The 1975 sales tally rose to within 300 units of the 1969 peak at 38,465. Car and Driver tested a base automatic model and recorded a 0-60 mph time of 7.7 seconds, calling it "highly competent, with power-everything to help you guide the long body around." As far as convertibles were concerned, the situation wasn't all that reassuring — only 12% of 1975 Corvettes were ordered as convertibles.

Convertible demand had been declining for years, and the government potentially accelerated the trend with a rollover safety standard that posed a direct threat to the body style. In a 1972 case, Chrysler Corp. v. Department of Transportation, automakers argued the standard's rollover test was impossible for convertibles to meet, and the court agreed, finding "a soft top convertible is inherently incapable of passing such a rigid requirement."

The court sent the standard back to regulators, ordering changes "so that it does not in fact serve to eliminate convertibles and sports cars from the United States new car market." Although the convertible survived the onslaught, the Corvette one was abandoned, and it took GM eleven years to bring it back.

The 1986 Corvette brings the convertible back

By the mid-1980s, the landscape looked very different from the one that killed the Corvette convertible a decade earlier. Gas prices had come back down from their late-1970s highs, and the regulatory rollover threat and lack of demand that spooked automakers in the early 1970s never fully materialized. Convertibles across the industry came back. 

With Chrysler's Lee Iacocca — one of the most influential individuals in automotive history — leading the way with the 1982 LeBaron convertible, other automakers followed suit, and convertible demand began rebounding across the industry. For the Corvette, the timing lined up with the release of the C4. The C4 was designed from the outset with an open-top variant in mind, which let Chevrolet introduce the convertible without major platform changes. 

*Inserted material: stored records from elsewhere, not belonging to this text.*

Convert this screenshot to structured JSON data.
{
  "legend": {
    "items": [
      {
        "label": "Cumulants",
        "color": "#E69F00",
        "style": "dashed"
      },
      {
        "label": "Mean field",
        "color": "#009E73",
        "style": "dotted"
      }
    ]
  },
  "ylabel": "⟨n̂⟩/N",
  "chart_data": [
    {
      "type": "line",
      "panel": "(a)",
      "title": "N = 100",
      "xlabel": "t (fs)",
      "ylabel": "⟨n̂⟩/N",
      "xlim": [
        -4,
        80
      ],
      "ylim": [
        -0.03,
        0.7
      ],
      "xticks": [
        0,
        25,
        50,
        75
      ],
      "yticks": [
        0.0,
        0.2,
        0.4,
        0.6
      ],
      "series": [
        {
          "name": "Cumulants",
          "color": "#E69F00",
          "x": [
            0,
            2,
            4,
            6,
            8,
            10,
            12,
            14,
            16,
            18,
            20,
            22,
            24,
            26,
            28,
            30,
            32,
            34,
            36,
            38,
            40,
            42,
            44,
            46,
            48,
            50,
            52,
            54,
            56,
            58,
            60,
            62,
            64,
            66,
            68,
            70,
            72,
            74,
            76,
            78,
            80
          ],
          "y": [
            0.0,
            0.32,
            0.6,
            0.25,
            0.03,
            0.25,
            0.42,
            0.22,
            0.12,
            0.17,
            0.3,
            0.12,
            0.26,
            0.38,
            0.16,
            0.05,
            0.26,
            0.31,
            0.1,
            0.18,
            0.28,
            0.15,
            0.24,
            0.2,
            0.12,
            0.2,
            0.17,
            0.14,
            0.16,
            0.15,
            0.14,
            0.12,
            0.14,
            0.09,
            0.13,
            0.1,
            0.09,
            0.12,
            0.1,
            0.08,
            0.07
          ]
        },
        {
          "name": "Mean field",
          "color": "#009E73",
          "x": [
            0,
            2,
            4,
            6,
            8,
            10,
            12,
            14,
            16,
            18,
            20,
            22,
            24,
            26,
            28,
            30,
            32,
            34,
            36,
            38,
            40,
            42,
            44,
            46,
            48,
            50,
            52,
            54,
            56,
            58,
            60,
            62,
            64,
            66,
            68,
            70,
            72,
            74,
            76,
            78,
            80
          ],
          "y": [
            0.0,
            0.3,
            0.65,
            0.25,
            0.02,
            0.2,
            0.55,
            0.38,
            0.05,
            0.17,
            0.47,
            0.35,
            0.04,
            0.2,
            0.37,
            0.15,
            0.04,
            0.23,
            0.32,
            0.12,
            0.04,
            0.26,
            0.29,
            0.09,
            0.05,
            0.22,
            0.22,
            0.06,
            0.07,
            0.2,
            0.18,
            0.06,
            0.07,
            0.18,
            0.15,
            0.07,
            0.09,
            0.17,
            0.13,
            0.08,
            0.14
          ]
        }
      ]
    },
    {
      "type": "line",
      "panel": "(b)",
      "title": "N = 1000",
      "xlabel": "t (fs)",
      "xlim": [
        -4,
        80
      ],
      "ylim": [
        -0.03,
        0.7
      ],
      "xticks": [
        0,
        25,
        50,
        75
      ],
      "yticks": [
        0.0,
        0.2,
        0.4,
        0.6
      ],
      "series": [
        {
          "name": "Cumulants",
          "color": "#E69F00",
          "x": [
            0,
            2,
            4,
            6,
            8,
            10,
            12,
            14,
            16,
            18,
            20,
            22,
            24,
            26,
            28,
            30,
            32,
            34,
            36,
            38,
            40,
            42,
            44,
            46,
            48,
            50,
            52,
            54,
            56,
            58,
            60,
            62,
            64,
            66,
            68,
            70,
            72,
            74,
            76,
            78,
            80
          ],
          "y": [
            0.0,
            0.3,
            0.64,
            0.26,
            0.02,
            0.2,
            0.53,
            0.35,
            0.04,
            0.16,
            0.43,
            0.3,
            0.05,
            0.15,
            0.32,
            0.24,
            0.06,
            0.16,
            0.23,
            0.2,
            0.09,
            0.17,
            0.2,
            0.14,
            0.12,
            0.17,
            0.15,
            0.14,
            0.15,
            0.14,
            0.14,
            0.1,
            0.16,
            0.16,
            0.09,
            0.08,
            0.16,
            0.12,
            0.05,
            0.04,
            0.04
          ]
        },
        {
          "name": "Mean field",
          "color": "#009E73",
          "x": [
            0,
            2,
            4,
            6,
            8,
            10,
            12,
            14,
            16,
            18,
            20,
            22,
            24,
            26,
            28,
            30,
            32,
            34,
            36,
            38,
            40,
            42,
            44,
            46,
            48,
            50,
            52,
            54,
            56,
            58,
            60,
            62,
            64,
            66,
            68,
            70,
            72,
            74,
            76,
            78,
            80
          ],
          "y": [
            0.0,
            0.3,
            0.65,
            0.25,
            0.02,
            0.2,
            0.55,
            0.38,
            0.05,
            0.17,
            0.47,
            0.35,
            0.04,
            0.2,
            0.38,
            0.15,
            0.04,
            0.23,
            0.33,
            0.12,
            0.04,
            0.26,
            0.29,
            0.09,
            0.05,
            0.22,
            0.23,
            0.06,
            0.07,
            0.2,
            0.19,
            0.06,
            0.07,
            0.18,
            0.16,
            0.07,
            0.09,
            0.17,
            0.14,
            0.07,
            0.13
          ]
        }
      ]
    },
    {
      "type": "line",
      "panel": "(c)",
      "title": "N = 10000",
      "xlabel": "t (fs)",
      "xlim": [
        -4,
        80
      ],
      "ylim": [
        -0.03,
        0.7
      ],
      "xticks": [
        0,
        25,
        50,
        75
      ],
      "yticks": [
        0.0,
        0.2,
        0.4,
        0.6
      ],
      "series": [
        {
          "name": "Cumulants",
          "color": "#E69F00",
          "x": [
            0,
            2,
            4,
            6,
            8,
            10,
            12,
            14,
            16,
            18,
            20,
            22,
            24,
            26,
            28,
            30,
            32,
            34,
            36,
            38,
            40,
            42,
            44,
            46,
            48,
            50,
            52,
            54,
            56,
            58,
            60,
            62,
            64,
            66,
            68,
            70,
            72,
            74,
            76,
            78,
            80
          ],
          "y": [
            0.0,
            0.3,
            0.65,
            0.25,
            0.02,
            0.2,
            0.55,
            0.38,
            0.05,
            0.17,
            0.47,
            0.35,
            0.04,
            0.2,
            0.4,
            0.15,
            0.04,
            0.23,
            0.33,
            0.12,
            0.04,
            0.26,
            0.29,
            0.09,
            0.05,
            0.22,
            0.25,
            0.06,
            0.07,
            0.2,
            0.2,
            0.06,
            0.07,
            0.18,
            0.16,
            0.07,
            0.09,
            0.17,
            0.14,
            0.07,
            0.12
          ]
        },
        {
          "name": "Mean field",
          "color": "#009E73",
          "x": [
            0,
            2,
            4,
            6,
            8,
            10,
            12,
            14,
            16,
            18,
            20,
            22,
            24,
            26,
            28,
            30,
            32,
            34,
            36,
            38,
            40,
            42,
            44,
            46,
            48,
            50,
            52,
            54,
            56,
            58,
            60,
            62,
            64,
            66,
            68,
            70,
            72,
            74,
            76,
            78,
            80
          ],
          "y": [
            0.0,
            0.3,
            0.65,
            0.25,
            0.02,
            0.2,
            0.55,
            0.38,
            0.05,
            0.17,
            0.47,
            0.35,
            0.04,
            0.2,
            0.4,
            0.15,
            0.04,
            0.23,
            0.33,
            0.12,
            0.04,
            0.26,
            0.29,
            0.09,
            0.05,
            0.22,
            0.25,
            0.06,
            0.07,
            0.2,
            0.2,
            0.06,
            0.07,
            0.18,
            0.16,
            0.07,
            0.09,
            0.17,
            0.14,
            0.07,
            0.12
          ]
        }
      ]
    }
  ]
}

The first Corvette convertibles in 11 years left Bowling Green in early 1986, but the new open-top C4 certainly wasn't cheap. It was priced at $32,032 – about $5,000 more than the coupe. Even with a stronger tailwind than before, convertibles didn't really recover. Just 7,315 C4 convertibles were built that year, compared to 27,794 coupes. Afterwards, demand remained well below coupe levels. 

Chevy decided to launch the C5 Corvette as a coupe-only model for 1997, with the convertible following a year later in 1998. The convertible never really recovered after its 1960s peak where 5-6% of all cars sold were convertibles. These days, convertibles are truly dying, and given that the Jeep Wrangler — an SUV with a removable roof — is America's best-selling open-air vehicle, it seems that buyers have largely moved on from traditional drop-tops.